As the Battle of the Five Armies raged above us, a battle of our own was developing behind that cardboard wall, which was now shaking with a mixture of hysteria and righteous rage.
‘Some of us are holding our fortifications still,’ said a smug little dwarf further down the line.
‘Good for you! GOOD FOR YOU!’ I responded.
‘Your wall is wobbly.’
‘Well, so is your goatee!’
/> ‘At least it’s not real, like yours,’ said Karen, still fuming.
I can’t remember who won that day, but we can safely say it was not a victory for theatre.
That production stayed with me for a very long time – or at least the beard did. It took nearly three weeks to remove it completely, despite the best ministrations of my mum. Her medicine cabinet had been stocked with weapons-grade exfoliants in preparation for its removal, but that glue was stubborn stuff. For weeks afterwards my jawline was mottled with reactive red lumps and residual grey wisps. I looked like a pensioner with PCOS. In the end Mum went back to basics.
‘Bert! Get the Dettol!’
Subsequently, I have watched the Peter Jackson films. I liked them.

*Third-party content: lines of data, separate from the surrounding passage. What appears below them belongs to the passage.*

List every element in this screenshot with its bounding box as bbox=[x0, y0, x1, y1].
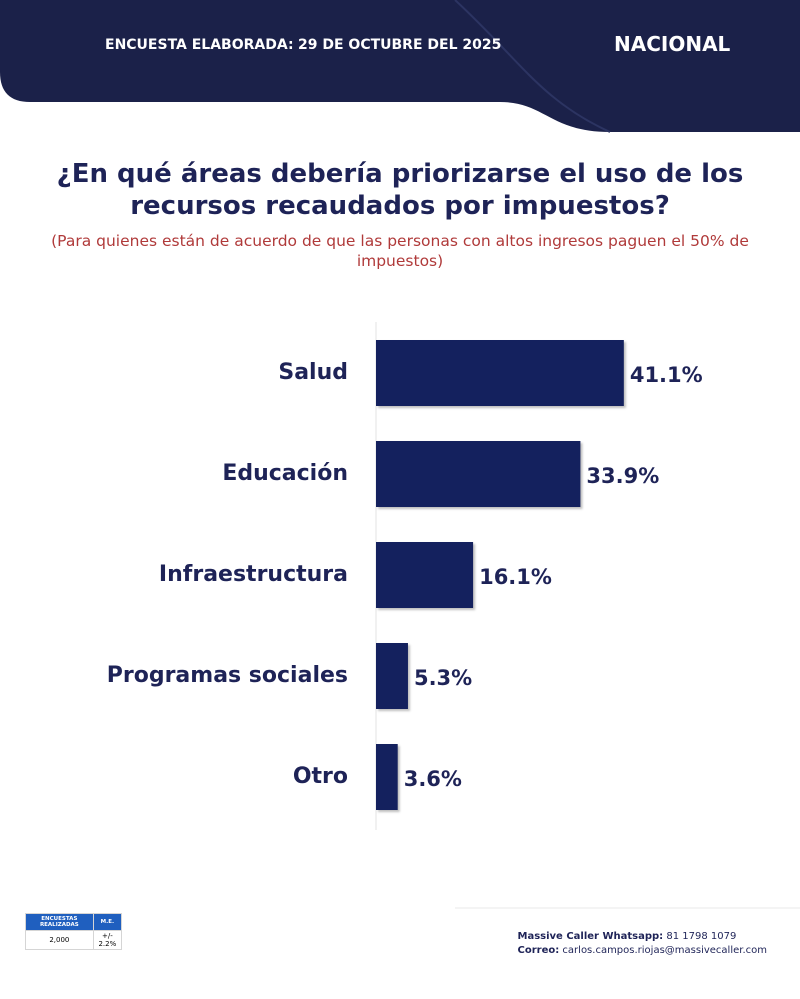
table-header: M.E. bbox=[92, 913, 123, 931]
survey-label: ENCUESTA ELABORADA: bbox=[105, 37, 294, 53]
value-label: 33.9% bbox=[586, 464, 659, 488]
bar bbox=[376, 441, 581, 507]
value-label: 16.1% bbox=[479, 565, 552, 589]
chart-subtitle: (Para quienes están de acuerdo de que la… bbox=[51, 232, 749, 270]
bar bbox=[376, 542, 474, 608]
contact-label: Massive Caller Whatsapp: bbox=[517, 931, 664, 942]
value-label: 41.1% bbox=[630, 363, 703, 387]
category-label: Otro bbox=[293, 764, 348, 789]
contact-value: carlos.campos.riojas@massivecaller.com bbox=[562, 945, 767, 956]
contact-label: Correo: bbox=[517, 945, 560, 956]
header-divider bbox=[454, 0, 611, 133]
bar bbox=[376, 643, 408, 709]
category-label: Infraestructura bbox=[159, 562, 348, 587]
category-label: Educación bbox=[222, 461, 348, 486]
header-band bbox=[0, 0, 800, 132]
contact: Massive Caller Whatsapp: 81 1798 1079 Co… bbox=[518, 930, 768, 958]
region: NACIONAL bbox=[614, 32, 731, 56]
contact-value: 81 1798 1079 bbox=[666, 931, 737, 942]
survey-date: 29 DE OCTUBRE DEL 2025 bbox=[298, 37, 502, 53]
category-label: Programas sociales bbox=[107, 663, 348, 688]
value-label: 5.3% bbox=[414, 666, 472, 690]
table-cell: 2,000 bbox=[25, 930, 94, 950]
chart-title: ¿En qué áreas debería priorizarse el uso… bbox=[56, 159, 744, 221]
category-label: Salud bbox=[278, 360, 348, 385]
table-header: ENCUESTAS REALIZADAS bbox=[25, 913, 94, 931]
bar bbox=[376, 744, 398, 810]
table-cell: +/- 2.2% bbox=[92, 930, 123, 950]
bar bbox=[376, 340, 624, 406]
survey-table: ENCUESTAS REALIZADAS M.E. 2,000 +/- 2.2% bbox=[25, 913, 123, 950]
value-label: 3.6% bbox=[404, 767, 462, 791]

Although for me they will never have the rich dramatic resonance, the dizzying emotional range of that glorious, definitive 1983 stage adaptation.
The next year at school we did Finnegan’s Wake.*
After The Hobbit I graduated to something a little simpler – Peer Gynt, a five-act play in verse by Norwegian dramatist Henrik Ibsen. I played Peer’s mum, Ase, an ageing peasant. If that wasn’t already way beyond my range, this particular production was set, for reasons still unknown to me, in Northern Ireland. For three and a half hours the cast roared at one another like kids doing an impression of an adult doing an impression of the Reverend Ian Paisley.